Along that route we pass through forests thick with second-growth fir, cedar and spruce. The early sun pinks up the bark of birch trees in groves; we pass by meanderings of black creeks winding into a softness of still-snowy woods. We pass over rivers and ponds; hedgerows of leafless trees make lacy patterns on the snow and across the new grass; beaver dams rise out of the marshes where sumac wands redden with a hint of spring. The sky on fine days is a wash of blue-gray and on cloudy days a creamy white expanding into infinity over the curving road. I love that drive. I, in fact, love most drives.

I have often thought that driving alone across the country would be a wonderful time of self-discovery and affirmation - I don't think I would be lonely doing it. Of course, being lonely and being alone are very different. Loneliness implies permanence, despair and a certain underlying sense of panic.
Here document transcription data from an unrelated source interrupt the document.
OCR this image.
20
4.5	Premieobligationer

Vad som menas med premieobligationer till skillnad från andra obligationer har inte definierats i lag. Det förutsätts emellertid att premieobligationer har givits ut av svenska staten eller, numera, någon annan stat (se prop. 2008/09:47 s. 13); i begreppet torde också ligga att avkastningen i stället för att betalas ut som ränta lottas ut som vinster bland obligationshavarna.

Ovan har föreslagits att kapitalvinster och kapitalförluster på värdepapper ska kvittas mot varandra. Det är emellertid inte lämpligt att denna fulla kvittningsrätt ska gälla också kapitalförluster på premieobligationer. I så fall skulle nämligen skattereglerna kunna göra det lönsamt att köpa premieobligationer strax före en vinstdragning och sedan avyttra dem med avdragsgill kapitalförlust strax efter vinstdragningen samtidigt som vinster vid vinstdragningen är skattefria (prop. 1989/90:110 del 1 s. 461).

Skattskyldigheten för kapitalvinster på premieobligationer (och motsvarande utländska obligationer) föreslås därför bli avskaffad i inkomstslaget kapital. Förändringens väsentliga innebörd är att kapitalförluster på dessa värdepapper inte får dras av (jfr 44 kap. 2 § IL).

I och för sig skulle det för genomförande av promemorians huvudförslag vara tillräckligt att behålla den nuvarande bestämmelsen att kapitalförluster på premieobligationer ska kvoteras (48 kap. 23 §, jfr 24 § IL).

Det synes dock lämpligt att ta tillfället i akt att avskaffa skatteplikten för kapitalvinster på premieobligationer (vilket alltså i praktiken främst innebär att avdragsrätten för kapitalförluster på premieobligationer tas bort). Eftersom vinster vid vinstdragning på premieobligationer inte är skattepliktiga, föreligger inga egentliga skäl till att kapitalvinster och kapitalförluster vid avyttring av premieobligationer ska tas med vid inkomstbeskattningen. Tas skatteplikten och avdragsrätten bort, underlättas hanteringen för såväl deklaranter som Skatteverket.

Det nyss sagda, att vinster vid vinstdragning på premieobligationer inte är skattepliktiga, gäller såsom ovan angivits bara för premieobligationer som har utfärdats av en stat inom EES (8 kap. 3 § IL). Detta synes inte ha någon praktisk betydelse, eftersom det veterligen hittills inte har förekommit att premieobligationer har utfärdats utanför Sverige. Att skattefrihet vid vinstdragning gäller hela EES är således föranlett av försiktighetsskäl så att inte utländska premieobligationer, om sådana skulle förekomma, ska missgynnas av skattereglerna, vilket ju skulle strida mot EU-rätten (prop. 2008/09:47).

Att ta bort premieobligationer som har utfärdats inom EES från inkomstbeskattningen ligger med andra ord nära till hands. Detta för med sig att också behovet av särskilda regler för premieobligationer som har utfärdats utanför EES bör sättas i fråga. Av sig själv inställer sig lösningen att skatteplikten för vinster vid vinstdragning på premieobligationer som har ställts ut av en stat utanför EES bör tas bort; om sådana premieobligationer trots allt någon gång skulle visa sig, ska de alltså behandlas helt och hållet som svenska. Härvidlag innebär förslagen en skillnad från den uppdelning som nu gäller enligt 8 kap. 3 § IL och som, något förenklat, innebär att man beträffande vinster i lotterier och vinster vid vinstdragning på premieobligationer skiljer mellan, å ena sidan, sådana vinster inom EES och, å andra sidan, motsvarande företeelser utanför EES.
But being alone is a temporary state that anticipates the eventual and inevitable embrace of others and as such, my moments alone are times I look forward to with pleasure.

The sense of the impermanence of being alone gives me the space to think comfortably, get things straight in my head (if only briefly) and then I can happily look forward to not being alone.

Driving alone I think long thoughts, appreciate the distance between things, feel the bones of the countryside and immerse myself in the waterfall of impressions glimpsed at 50 - 60 mph: the minutiae of backyards, little towns, clouds, distant city skylines, horses in fields, hawks sweeping over the road, and my own internal landscape.

And then, best of all, I can turn around and drive back home to the people I love.